Here's your period. Oh, that's funny. It's so light this time. Must be a post-vacation thing. Why are you throwing up in the sink? Here, take another test. HAHAH fooled ya! It's positive!
Oh, don't be so quick to celebrate. This is YOU we're talking about! You can't just be pregnant! No, let's try a high risk pregnancy this time. Because you haven't spent enough time getting tests performed, or in hospitals! You haven't lost a baby! Ooops, sorry. Our bad! This time, we'll taunt you with almost losing the baby several different times. Then bedrest. Oh, you have a 2 year old to take care of? Oh well!

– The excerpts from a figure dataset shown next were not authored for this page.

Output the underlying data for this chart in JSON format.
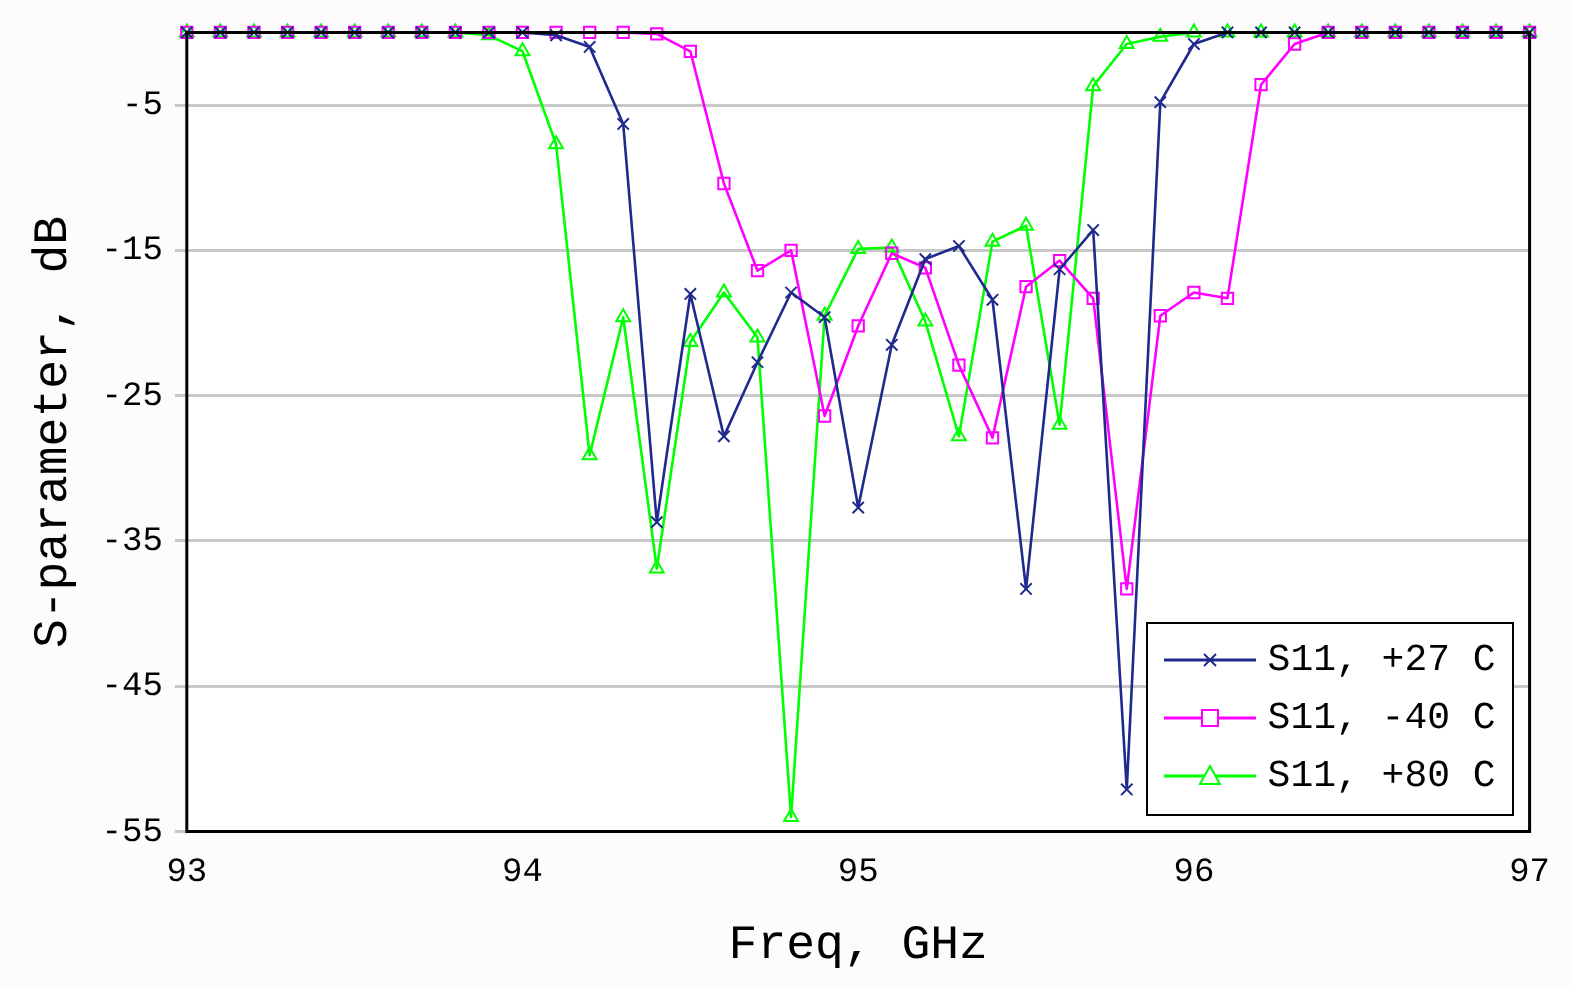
{
  "chart_data": {
    "type": "line",
    "xlabel": "Freq, GHz",
    "ylabel": "S-parameter, dB",
    "x": [
      93,
      93.1,
      93.2,
      93.3,
      93.4,
      93.5,
      93.6,
      93.7,
      93.8,
      93.9,
      94,
      94.1,
      94.2,
      94.3,
      94.4,
      94.5,
      94.6,
      94.7,
      94.8,
      94.9,
      95,
      95.1,
      95.2,
      95.3,
      95.4,
      95.5,
      95.6,
      95.7,
      95.8,
      95.9,
      96,
      96.1,
      96.2,
      96.3,
      96.4,
      96.5,
      96.6,
      96.7,
      96.8,
      96.9,
      97
    ],
    "series": [
      {
        "name": "S11, +27 C",
        "color": "#1f2a8c",
        "marker": "cross",
        "values": [
          0,
          0,
          0,
          0,
          0,
          0,
          0,
          0,
          0,
          0,
          0,
          -0.2,
          -1,
          -6.3,
          -33.7,
          -18,
          -27.8,
          -22.7,
          -17.9,
          -19.6,
          -32.7,
          -21.5,
          -15.6,
          -14.7,
          -18.4,
          -38.3,
          -16.3,
          -13.6,
          -52.1,
          -4.8,
          -0.8,
          0,
          0,
          0,
          0,
          0,
          0,
          0,
          0,
          0,
          0
        ]
      },
      {
        "name": "S11, -40 C",
        "color": "#ff00ff",
        "marker": "square",
        "values": [
          0,
          0,
          0,
          0,
          0,
          0,
          0,
          0,
          0,
          0,
          0,
          0,
          0,
          0,
          -0.1,
          -1.3,
          -10.4,
          -16.4,
          -15,
          -26.4,
          -20.2,
          -15.2,
          -16.2,
          -22.9,
          -27.9,
          -17.5,
          -15.7,
          -18.3,
          -38.3,
          -19.5,
          -17.9,
          -18.3,
          -3.6,
          -0.8,
          0,
          0,
          0,
          0,
          0,
          0,
          0
        ]
      },
      {
        "name": "S11, +80 C",
        "color": "#00ff00",
        "marker": "triangle",
        "values": [
          0,
          0,
          0,
          0,
          0,
          0,
          0,
          0,
          0,
          -0.2,
          -1.3,
          -7.7,
          -29.1,
          -19.6,
          -36.9,
          -21.3,
          -17.9,
          -21,
          -54,
          -19.5,
          -14.9,
          -14.8,
          -19.9,
          -27.8,
          -14.4,
          -13.3,
          -27,
          -3.7,
          -0.8,
          -0.3,
          0,
          0,
          0,
          0,
          0,
          0,
          0,
          0,
          0,
          0,
          0
        ]
      }
    ],
    "xlim": [
      93,
      97
    ],
    "xticks": [
      93,
      94,
      95,
      96,
      97
    ],
    "ylim": [
      -55,
      0
    ],
    "yticks": [
      -5,
      -15,
      -25,
      -35,
      -45,
      -55
    ],
    "grid": "y",
    "legend": "bottom right",
    "line_style": "solid"
  }
}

Then, you'll come within hours of losing her and YOU when she's born 7 weeks early by an frightening emergency C section- vertical incision, please! You get to come home without your baby. You'll get to cry constantly because you're going through postpartum hormonal adjustments (how nice to say it that way) with no baby to hold and love. And... after all you've been through, let's give that baby some heart stops. Some interruptions in breathing. Oh, that's just normal preemie behavior. Not normal to you, but deal with it. You were the one who got knocked up on a cruise while adopting. This is what you deserve!
The adoption? Oh yes! Let's make you question it daily. Let's make the entire family turn against the idea. You have a preemie. What are you THINKING wanting to bring another child home at a time like this?
And here we are.
All those years and all those ups and downs later, here we are.
As you can tell from what I wrote above, and the way I wrote it, I'm still bitter. The pain of infertility eases up, but it never truly goes away.
Here's the positive side to everything I experienced (aside from the obvious, the children.)
I'm the strongest woman IN THE WORLD. Heh. No, seriously, I'm a tough mamma jamma.
Even tho I had it "bad," there are others who had it far worse. I came home from the hospital and China with my babies.
I can say that yes, you can love an adopted child as much as you love a biological child. You can fall in love with a picture of a baby you didn't give birth to and have never met. You can take that child into your arms and have that same fierce mama tiger protection feeling you have when your biological child is first placed in your arms. You can start to sing them a lullabye and begin to cry, because you love them so much. It's THAT good.
I don't take the precious time I have with my children for granted.
Life experience? Oh yeah, I've got some.
The noise inside my head? It's quiet now. My house is loud and crazy, but my head is quiet.
It's amazing how much space you have in your brain when you finally get to move out all that struggle for a family STRESSSSS.
For the first time in a very long time, I feel free.
And that, my friends who are still waiting, still struggling for a family, is what I wish for you. I hope your struggles make you strong and that the road to family ends in peace.